What about other benchmarks used by experts? There are no federal limits on the amount of lead that dietary supplements may contain. But the FDA does publish something it calls an “interim reference level”—a guideline for reducing the potential adverse effects of dietary lead exposure—which is 8.8 micrograms per day for women of childbearing age, and the agency told CR that the same level should be applied to all adults. This number is obviously higher than CR’s level of concern. But, crucially, the FDA’s interim reference level refers to total exposure from everything one eats and drinks in a day, not merely one source.
That’s important because the average American adult is exposed to up to 5.3 micrograms of lead per day through their diet, according to a 2019 analysis by FDA scientists. To put that into perspective, CR’s tests found that the two powders with the highest lead levels contained 7.7 micrograms and 6.3 micrograms in a single serving.
In other words, our testing suggests that when combined with the typical exposure through diet, someone taking one serving of these supplements would likely exceed the FDA’s interim reference level for dietary lead.

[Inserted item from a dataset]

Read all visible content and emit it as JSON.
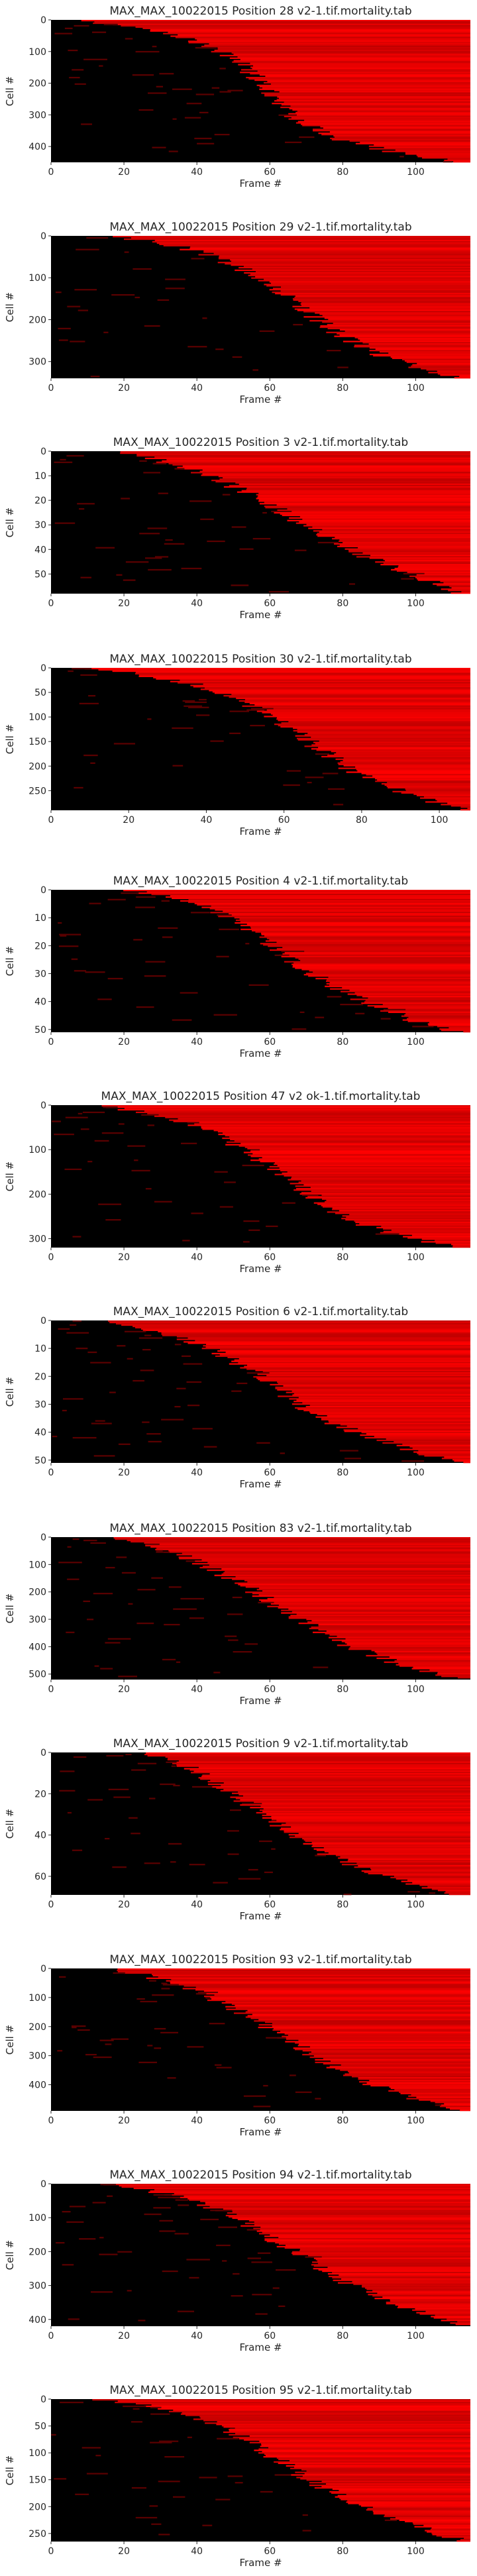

Lead standards for food and drink are another worthwhile point of comparison—to the extent that they exist. The Environmental Protection Agency does not regulate lead levels in food but has set an “action level” (a threshold that, if exceeded, triggers corrective action) of 10 parts per billion for lead in tap water. Authorities in the European Union and the United Kingdom use the same standard. The FDA has set an allowable level of 5 ppb for lead in bottled water and has proposed action levels for lead in juice of 10 to 20 ppb, depending on the type.
It’s important to understand that parts per billion is a measure of concentration and different from the micrograms-per-serving or micrograms-per-day figures CR uses for our level of concern. For comparison, seven of the protein supplements we tested had lead concentrations above 20 ppb, and three products had concentrations ranging from 60 to 70 ppb.
One notable regulatory outlier is the European Union, which has set the maximum amount of lead permitted in food supplements at 3,000 ppb, a level that CR’s own food safety experts and every independent doctor and expert we have contacted say is far too high. Established in 2008, that standard is over seven times greater than the average lead limit set by the EU for all other foods.
When we asked him about that standard, Pieter Cohen, MD, an associate professor of medicine at Harvard Medical School who has studied the safety of supplements for nearly two decades, initially thought the figure was an error. It “makes no sense,” Cohen said in an email to CR. “That’s a crazy limit.”
Rose Goldman, an associate professor of medicine and physician at Cambridge Health Alliance who studies lead exposure, said the EU limit was “more than an order of magnitude different” than other dietary lead standards. It’s unclear exactly why that is the case. Unlike many of the limits for heavy metals in food established by European authorities, the maximum level of lead permitted in food supplements hasn’t been updated in 17 years, despite sweeping changes in how scientists and regulators view lead exposure.